Sit and watch every London performance of Phantom of the Opera (almost 30 years worth), or get to see it live on stage once with the cast of your choice?
Would you rather have dinner with Hitler or Saddam Hussein (yes, you are fluent in each other’s languages) (no zombie jokes) (no, they’re already dead, so you can’t kill them again)
Jesus, is Trump available instead? I’d go with Hitler, because I think he might be able to be civil throughout dinner, whereas Hussein seems batcrap crazy. I’d have to listen to Hitler’s crazy political ideas, but I already listen to my coworker’s crazy political ideas every day at lunch, so I know I can get through it.
Ability to fly (like Superman) or ability to read minds?
President of the US sounds like nightmare without end. Prince of Liechtenstein, OTOH sounds like a great figurehead gig.
Would you rather have telepathic abilities at the expense of losing your hearing or be able to automatically adjust the room temperature at will no matter where you are plus or minus 5 degrees at the expense of losing your sense of taste?
I think the market for the tax returns would be more remunerative. And if the e-mails really turned out to be personal, I’d feel guilty selling them at all.
50 hour weeks every week, or 70 hour weeks from mid-August to Oct 01 every year?

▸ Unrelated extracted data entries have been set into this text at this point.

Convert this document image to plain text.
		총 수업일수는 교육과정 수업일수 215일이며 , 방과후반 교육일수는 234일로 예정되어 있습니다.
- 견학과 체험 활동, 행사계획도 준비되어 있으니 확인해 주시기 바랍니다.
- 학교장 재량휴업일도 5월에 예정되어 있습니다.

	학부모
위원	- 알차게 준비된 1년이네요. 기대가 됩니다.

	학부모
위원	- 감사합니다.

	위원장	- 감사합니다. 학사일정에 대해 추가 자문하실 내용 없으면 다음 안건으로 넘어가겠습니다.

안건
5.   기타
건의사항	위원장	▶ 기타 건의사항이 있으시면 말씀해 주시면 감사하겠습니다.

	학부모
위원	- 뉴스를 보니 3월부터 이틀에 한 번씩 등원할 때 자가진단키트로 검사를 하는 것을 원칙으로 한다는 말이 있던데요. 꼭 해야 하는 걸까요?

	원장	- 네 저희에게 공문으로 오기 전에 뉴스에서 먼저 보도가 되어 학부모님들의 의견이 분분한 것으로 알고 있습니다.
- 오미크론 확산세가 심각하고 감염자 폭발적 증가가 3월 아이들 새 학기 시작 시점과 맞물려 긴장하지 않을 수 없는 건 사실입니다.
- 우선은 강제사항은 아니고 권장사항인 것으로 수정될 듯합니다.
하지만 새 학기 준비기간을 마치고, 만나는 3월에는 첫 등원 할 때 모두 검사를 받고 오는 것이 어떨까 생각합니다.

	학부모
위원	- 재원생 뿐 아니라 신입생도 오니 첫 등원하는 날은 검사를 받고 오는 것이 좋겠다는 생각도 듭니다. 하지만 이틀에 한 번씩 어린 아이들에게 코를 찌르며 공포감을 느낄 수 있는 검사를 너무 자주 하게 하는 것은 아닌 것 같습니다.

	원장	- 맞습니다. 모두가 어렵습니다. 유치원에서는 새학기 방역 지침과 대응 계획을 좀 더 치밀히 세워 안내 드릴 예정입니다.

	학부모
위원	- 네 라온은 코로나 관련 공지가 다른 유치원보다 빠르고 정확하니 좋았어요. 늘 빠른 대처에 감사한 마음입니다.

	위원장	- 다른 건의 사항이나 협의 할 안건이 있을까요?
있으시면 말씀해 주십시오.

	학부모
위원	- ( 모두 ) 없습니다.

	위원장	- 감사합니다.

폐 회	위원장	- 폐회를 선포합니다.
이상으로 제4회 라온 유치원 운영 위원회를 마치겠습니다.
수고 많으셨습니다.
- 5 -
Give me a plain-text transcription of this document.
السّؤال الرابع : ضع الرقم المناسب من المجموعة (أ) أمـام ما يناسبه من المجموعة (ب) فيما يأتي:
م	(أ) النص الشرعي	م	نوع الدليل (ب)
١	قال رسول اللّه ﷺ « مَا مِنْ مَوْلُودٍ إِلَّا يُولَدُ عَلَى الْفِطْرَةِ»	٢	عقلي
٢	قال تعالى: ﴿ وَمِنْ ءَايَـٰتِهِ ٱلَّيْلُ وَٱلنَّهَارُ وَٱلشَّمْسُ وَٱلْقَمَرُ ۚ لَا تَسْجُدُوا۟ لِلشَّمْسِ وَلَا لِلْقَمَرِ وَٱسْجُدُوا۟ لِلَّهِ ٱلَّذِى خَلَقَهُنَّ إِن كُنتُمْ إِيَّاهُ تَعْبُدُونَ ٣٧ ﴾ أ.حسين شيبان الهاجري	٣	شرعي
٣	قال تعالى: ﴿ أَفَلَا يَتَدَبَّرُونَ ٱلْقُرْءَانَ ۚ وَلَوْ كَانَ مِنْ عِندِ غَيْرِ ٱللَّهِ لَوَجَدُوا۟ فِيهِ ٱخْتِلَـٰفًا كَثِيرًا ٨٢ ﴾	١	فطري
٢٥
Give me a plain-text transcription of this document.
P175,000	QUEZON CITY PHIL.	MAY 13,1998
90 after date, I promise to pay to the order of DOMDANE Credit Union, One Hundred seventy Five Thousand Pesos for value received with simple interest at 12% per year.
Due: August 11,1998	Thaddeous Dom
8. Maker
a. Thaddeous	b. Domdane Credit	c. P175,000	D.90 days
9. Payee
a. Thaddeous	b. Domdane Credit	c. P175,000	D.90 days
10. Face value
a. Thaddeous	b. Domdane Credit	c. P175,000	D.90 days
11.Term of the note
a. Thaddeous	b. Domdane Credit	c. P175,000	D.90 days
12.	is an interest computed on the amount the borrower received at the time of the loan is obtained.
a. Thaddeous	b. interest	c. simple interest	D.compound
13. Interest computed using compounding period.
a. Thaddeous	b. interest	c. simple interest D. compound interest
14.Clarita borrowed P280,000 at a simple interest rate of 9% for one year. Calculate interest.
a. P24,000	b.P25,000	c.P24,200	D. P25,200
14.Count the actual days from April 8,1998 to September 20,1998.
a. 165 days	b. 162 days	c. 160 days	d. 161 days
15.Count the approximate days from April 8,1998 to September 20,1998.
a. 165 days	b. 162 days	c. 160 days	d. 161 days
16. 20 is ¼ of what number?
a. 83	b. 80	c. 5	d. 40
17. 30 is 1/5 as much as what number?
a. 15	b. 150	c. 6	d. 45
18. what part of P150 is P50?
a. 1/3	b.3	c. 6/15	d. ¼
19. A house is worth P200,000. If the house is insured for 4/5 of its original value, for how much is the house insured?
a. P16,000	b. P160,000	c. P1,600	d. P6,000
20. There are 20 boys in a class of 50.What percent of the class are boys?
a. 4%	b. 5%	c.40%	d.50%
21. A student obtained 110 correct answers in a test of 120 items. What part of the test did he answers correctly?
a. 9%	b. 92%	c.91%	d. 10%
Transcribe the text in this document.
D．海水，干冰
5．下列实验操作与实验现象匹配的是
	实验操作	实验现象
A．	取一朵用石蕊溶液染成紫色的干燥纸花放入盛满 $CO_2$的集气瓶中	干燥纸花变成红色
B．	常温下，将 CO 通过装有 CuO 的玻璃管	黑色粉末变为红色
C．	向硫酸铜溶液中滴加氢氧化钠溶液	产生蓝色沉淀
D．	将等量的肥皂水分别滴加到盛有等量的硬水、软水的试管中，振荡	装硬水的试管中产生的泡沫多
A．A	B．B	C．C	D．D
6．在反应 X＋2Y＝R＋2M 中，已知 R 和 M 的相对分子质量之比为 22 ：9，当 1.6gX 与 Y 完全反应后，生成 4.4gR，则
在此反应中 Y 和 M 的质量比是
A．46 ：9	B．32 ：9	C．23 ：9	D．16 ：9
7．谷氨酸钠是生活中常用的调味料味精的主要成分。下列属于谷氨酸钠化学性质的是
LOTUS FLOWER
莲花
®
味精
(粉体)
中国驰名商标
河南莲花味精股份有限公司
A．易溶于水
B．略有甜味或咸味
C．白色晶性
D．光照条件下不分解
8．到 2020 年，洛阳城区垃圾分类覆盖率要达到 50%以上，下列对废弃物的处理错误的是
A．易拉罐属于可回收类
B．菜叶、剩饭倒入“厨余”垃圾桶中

I’m not sure I understand? work 50 hour weeks, 52 weeks a year, or 70 hour weeks for six weeks, and not work the rest of the year? for the same money? The second, but neither makes me very happy. Most places expect 40 hour weeks, and give you two weeks a year. Some give you four, because they give you two solid weeks vacation, plus federal holidays, paid sick days, and personal days, and it adds up to four weeks.
ETA: be Jewish, or a Black/Hispanic in the US today?